La porte s’ouvrit enfin, provoquant un remous parmi les journalistes. Les membres du jury, sans doute habitués à devoir donner leurs impressions devant la caméra, furent les premiers à apparaître, créant discrètement un espace entre les caméras et le bâtiment pour permettre aux compétiteurs et autres membres du staff de quitter les lieux à leur guise. Parmi eux, seuls les gagnants intéressaient vraiment les médias et plusieurs coordinateurs, repartis sans ruban, profitèrent que l’attention soit ailleurs pour s’extirper aussi discrètement et rapidement que possible. Louise en reconnu plusieurs, des souvenirs de leur prestation lui revenant avec plus ou moins de détails en fonction de l’impression qu’ils avaient laissé. Bien qu’ils n'aient pas remporté de prix, certains lui avaient fait forte impression. Une idée germa rapidement dans sa petite tête pleine de fantaisies.

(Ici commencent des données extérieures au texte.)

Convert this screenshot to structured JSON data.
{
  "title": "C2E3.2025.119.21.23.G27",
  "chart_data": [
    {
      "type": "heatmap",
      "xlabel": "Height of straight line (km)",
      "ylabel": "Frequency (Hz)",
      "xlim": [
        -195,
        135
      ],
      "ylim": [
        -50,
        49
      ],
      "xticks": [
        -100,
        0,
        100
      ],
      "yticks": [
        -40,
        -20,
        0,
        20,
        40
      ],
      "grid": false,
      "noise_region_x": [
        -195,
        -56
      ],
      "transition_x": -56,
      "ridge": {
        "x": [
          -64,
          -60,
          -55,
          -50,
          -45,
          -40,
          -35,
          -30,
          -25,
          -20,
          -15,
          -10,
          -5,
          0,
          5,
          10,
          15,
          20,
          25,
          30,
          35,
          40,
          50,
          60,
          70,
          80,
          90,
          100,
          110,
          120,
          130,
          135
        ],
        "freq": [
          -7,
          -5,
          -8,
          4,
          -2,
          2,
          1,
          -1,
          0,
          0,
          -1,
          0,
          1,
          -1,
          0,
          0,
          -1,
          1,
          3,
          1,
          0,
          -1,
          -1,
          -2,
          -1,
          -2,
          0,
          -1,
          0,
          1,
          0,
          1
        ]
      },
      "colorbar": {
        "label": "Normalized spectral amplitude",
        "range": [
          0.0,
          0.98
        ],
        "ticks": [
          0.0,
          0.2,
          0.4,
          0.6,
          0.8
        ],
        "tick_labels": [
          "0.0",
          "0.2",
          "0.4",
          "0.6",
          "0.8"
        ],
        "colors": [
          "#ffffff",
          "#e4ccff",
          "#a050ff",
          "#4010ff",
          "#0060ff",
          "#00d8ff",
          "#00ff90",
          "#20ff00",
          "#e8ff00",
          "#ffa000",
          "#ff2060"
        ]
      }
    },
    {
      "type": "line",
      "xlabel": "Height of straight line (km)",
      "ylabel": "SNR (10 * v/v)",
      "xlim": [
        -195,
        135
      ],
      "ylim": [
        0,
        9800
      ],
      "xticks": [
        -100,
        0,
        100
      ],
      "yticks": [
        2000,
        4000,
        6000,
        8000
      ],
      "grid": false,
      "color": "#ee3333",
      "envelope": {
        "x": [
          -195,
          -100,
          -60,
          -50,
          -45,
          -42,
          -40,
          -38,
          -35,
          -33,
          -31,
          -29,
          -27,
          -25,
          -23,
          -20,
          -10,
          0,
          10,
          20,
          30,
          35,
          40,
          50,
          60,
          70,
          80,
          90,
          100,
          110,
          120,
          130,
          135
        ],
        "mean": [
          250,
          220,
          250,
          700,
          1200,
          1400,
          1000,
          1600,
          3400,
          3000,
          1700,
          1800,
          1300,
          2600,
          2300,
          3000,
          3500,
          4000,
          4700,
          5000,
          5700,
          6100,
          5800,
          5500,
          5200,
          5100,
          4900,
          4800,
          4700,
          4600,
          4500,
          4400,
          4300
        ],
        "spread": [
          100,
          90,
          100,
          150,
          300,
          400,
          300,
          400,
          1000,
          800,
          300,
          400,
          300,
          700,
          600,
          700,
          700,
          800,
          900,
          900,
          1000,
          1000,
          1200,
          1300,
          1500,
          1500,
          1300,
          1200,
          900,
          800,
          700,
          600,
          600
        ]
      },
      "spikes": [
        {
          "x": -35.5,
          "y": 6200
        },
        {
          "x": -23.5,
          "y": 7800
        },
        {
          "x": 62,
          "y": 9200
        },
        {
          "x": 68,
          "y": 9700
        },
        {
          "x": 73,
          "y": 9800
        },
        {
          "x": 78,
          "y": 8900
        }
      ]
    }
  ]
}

Laissant à leur agitation journalistes, jury et gagnants, elle rattrapa au petit trot une haute silhouette qui s’éloignait à grandes enjambées. Même après ne l’avoir vu que brièvement, elle se souvenait de cet homme lorsqu’il était monté sur scène pour saluer avec tous ses pokémons.
— Excusez-moi ! Monsieur, s’il vous plaît, auriez-vous une minute ? l’interpella Louise en tentant de le rattraper. S’il vous plaît juste un petit moment.
Dans ses bras, Toxizap tressautait au même rythme que l’épaisse masse de cheveux roses et lorsqu’elle s’arrêta enfin à hauteur du coordinateur, le pokémon électrique tourna la tête pour lancer un regard noir à l’inconnu. Qu’avait-il de spécial, cet humain, pour que sa coordinatrice en herbe se secoue de la sorte pour le rattraper ? La jeune femme ne remarqua même pas l’air renfrogné de son pokémon et se para d’un sourire aimable pour se présenter :
— Pardon de vous déranger, mais j’étais dans le public pendant votre représentation et j’espérais pouvoir vous poser quelques questions. Vous auriez quelques minutes pour une future coordinatrice en quête de conseils ?
Louise n’était pas timide pour un sou, malgré ses airs un peu rêveurs et sa voix fluette. Entre la clientèle de sa laverie et sa présence sur les réseaux, elle avait plus que le bagage nécessaire pour pouvoir aborder en toute confiance de parfaits inconnus dans la rue. Mais elle devait bien admettre qu’avec une tête et demie de plus qu’elle, ce compétiteur avait quelque chose d’un peu impressionnant.